Sgardine writeup of Klein and Manning 2002
This is a review of Klein_2002_conditional_structure_versus_conditional_estimation_in_nlp_models by user:sgardine.
This paper attempts to delineate the effects of conditional objective functions on the one hand and conditional structures on the other hand, specifically in the context of NLP tasks. The ML community has some theory and some empirical results in other domains, but this paper attempts to examine those results in the NLP domain.
For Word Sense Disambiguation, a Naive Bayes model was trained using a joint probability objective function and various conditional probability objective functions. The best accuracy (which, as noted in the paper is itself a conditional objective, albeit not directly optimizable) on the test set was achieved by maximizing a conditional objective function. This agrees with the views in the larger ML community, although the conditionally trained model outperformed the jointly trained model even with smaller training sets than expected. The authors speculated this was partially due to the use of smoothing (although they do not attempt to quantify this effect) and partially due to the prevalence of novel phenomena in the test corpus.

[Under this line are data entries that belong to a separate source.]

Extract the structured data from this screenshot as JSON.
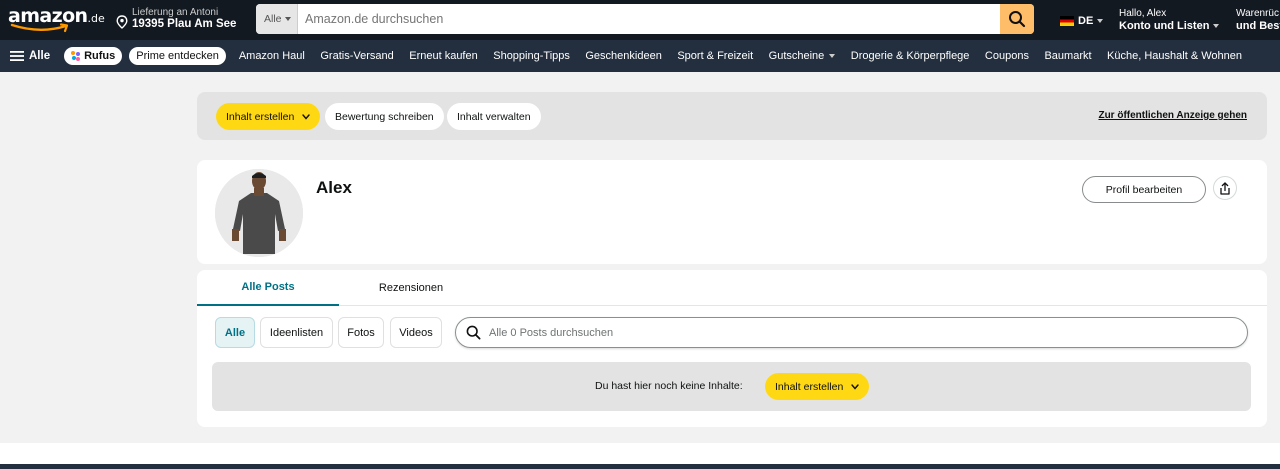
{
  "header": {
    "logo_text": "amazon",
    "logo_tld": ".de",
    "delivery_line1": "Lieferung an Antoni",
    "delivery_line2": "19395 Plau Am See",
    "search_category": "Alle",
    "search_placeholder": "Amazon.de durchsuchen",
    "language": "DE",
    "greeting": "Hallo, Alex",
    "account_label": "Konto und Listen",
    "returns_line1": "Warenrüc",
    "returns_line2": "und Best"
  },
  "subnav": {
    "all_label": "Alle",
    "rufus_label": "Rufus",
    "prime_label": "Prime entdecken",
    "items": [
      "Amazon Haul",
      "Gratis-Versand",
      "Erneut kaufen",
      "Shopping-Tipps",
      "Geschenkideen",
      "Sport & Freizeit",
      "Gutscheine",
      "Drogerie & Körperpflege",
      "Coupons",
      "Baumarkt",
      "Küche, Haushalt & Wohnen"
    ]
  },
  "actions": {
    "create_label": "Inhalt erstellen",
    "review_label": "Bewertung schreiben",
    "manage_label": "Inhalt verwalten",
    "public_link": "Zur öffentlichen Anzeige gehen"
  },
  "profile": {
    "name": "Alex",
    "edit_label": "Profil bearbeiten"
  },
  "posts": {
    "tabs": [
      "Alle Posts",
      "Rezensionen"
    ],
    "filters": [
      "Alle",
      "Ideenlisten",
      "Fotos",
      "Videos"
    ],
    "search_placeholder": "Alle 0 Posts durchsuchen",
    "empty_text": "Du hast hier noch keine Inhalte:",
    "empty_button": "Inhalt erstellen"
  },
  "colors": {
    "nav_dark": "#131921",
    "subnav": "#232f3e",
    "accent_yellow": "#ffd814",
    "search_button": "#febd69",
    "teal": "#007185"
  }
}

For the POS tagging task, the authors compared HMMs to (conditional) MEMMs. The best results were achieved by optimizing the parameters of an HMM with a conditional objective function. The authors conjecture that the MEMM fails at least in part because of observation bias, where a deterministic label causes previous states to be effectively ignored. They then show that a fix of unobserving unambiguous words improves the performance of the MEMM. I'd have to think about this more, but it seems like unambiguous words are just a special case of high-probability words (i.e. probability 1.0) and that the problem they describe persists (albeit less so) when the words have highly likely tags.